Other coaches have raised similar hosannas. But nobody has captured the essence of these Hawks the way Toronto’s Dwane Casey did after his team’s Friday shootaround.

“You enjoy watching them play,” Casey said of the team his Raptors would later thrash 105-80. “You don’t enjoy playing against them.”

Then: “People look at them as a 3-point shooting team, but they play defense also. That’s the new part (over last season). They’re all committed. They’ve got a couple of great individual defenders, and the rest of them are excellent team defenders.”

Then: “They’ve bought into the system. It’s the old cliche — they play the game the right way. They share the ball, they play together. There’s not really a superstar, but a whole team of really, really good basketball players who’ve bought into the team.”

Then: “It’s good to see. I think it’s good for our league. But like I said, you just hate to be the opposing coach. I’m glad we caught them at the right time early and got a couple of wins (in the season opener and on the night before Thanksgiving), but they spanked us pretty good at our place (winning 110-89 on Jan. 16). They were kind of hitting their stride at that time.”

What does a coach appreciate about the Hawks? Said Casey: “Everything. Whether it’s sharing the ball, passing the ball, multiple efforts defensively, running the floor offensively, getting back in transition — they do everything well. The only weakness I would say they have is rebounding. That’s the only place, and (as an opponent) you’re damned if you do and damned if you don’t. If you crash the offensive boards, you’re giving up threes at the other end. It’s a double-edged sword.”

Then this: “You’ve got to bring your ‘A’ game to beat this team. Fans here in Atlanta ought to be proud they have a team that’s playing that way, and Bud (Hawks coach Mike Budenholzer) has done a heck of a job putting it all together.”

Here we note: Casey was nearly the Hawks’ coach, until — stop me if you’ve heard this one before — ownership intervened. In 2010, the Hawks decided to promote Larry Drew, the longtime assistant of Mike Woodson, whom they’d just fired, rather than hire Casey. Who would return to the Dallas Mavericks as lead assistant on the team that won the 2011 NBA title. Who would become the Raptors’ coach and who has built the second-best team in the NBA East without the supposedly requisite superstar.

Which makes Casey — whose team has taken three of four from the Hawks and who, while the Mavericks’ defensive coordinator, worked with the great Dirk Nowitzki — the man to ask about the oft-heard knock: The Hawks don’t have a superstar.
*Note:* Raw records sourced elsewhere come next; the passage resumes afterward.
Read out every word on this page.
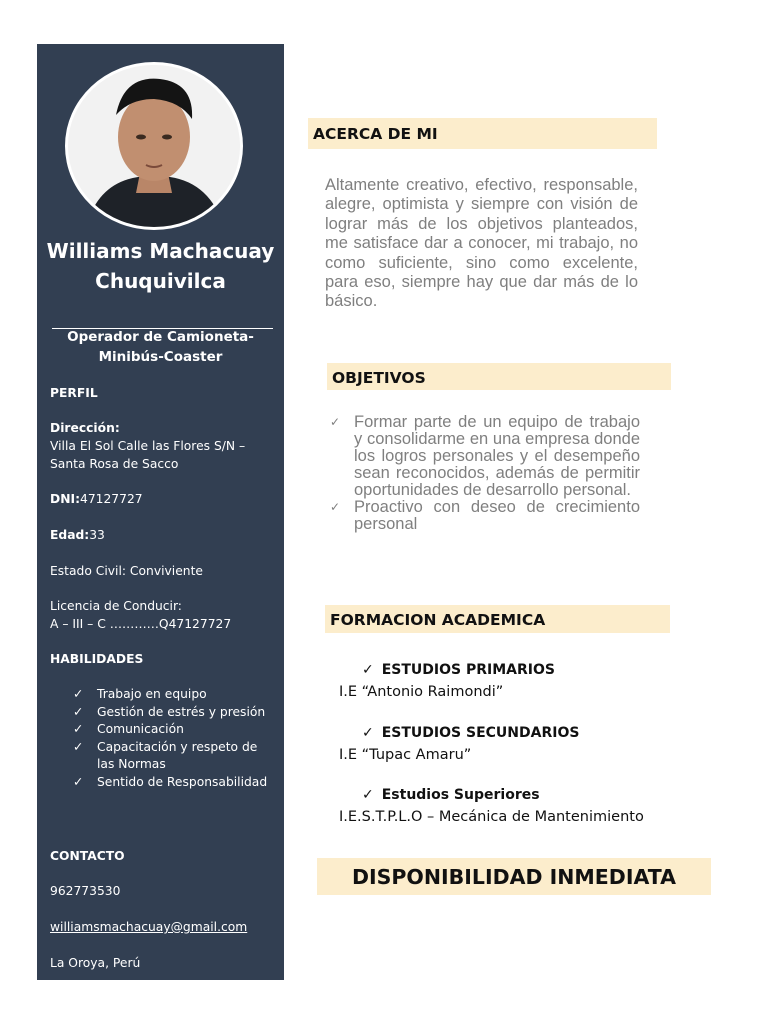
Williams Machacuay Chuquivilca
Operador de Camioneta-Minibús-Coaster
PERFIL
Dirección:
Villa El Sol Calle las Flores S/N – Santa Rosa de Sacco
DNI:47127727
Edad:33
Estado Civil: Conviviente
Licencia de Conducir:
A – III – C …………Q47127727
HABILIDADES
✓ Trabajo en equipo
✓ Gestión de estrés y presión
✓ Comunicación
✓ Capacitación y respeto de las Normas
✓ Sentido de Responsabilidad
CONTACTO
962773530
williamsmachacuay@gmail.com
La Oroya, Perú
ACERCA DE MI
Altamente creativo, efectivo, responsable, alegre, optimista y siempre con visión de lograr más de los objetivos planteados, me satisface dar a conocer, mi trabajo, no como suficiente, sino como excelente, para eso, siempre hay que dar más de lo básico.
OBJETIVOS
✓ Formar parte de un equipo de trabajo y consolidarme en una empresa donde los logros personales y el desempeño sean reconocidos, además de permitir oportunidades de desarrollo personal.
✓ Proactivo con deseo de crecimiento personal
FORMACION ACADEMICA
✓ ESTUDIOS PRIMARIOS
I.E “Antonio Raimondi”
✓ ESTUDIOS SECUNDARIOS
I.E “Tupac Amaru”
✓ Estudios Superiores
I.E.S.T.P.L.O – Mecánica de Mantenimiento
DISPONIBILIDAD INMEDIATA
Is that truly a championship disqualifier?

Said Casey: “You’ve got to have talent in this league, but it’s going more to the team concept. I think the salary cap and the new collective bargaining agreement are having something to do with that, … San Antonio has been good with (the collective approach) — they epitomize it — and Bud has brought it here. Golden State kind of has the same thing going there. I still believe you’ve got to have talent to win, but the needle is swinging toward the team concept.”

In a league built on and by stars, the group is starting to come first. That’s some concept. And if you’re a coach, these Hawks are your dream team.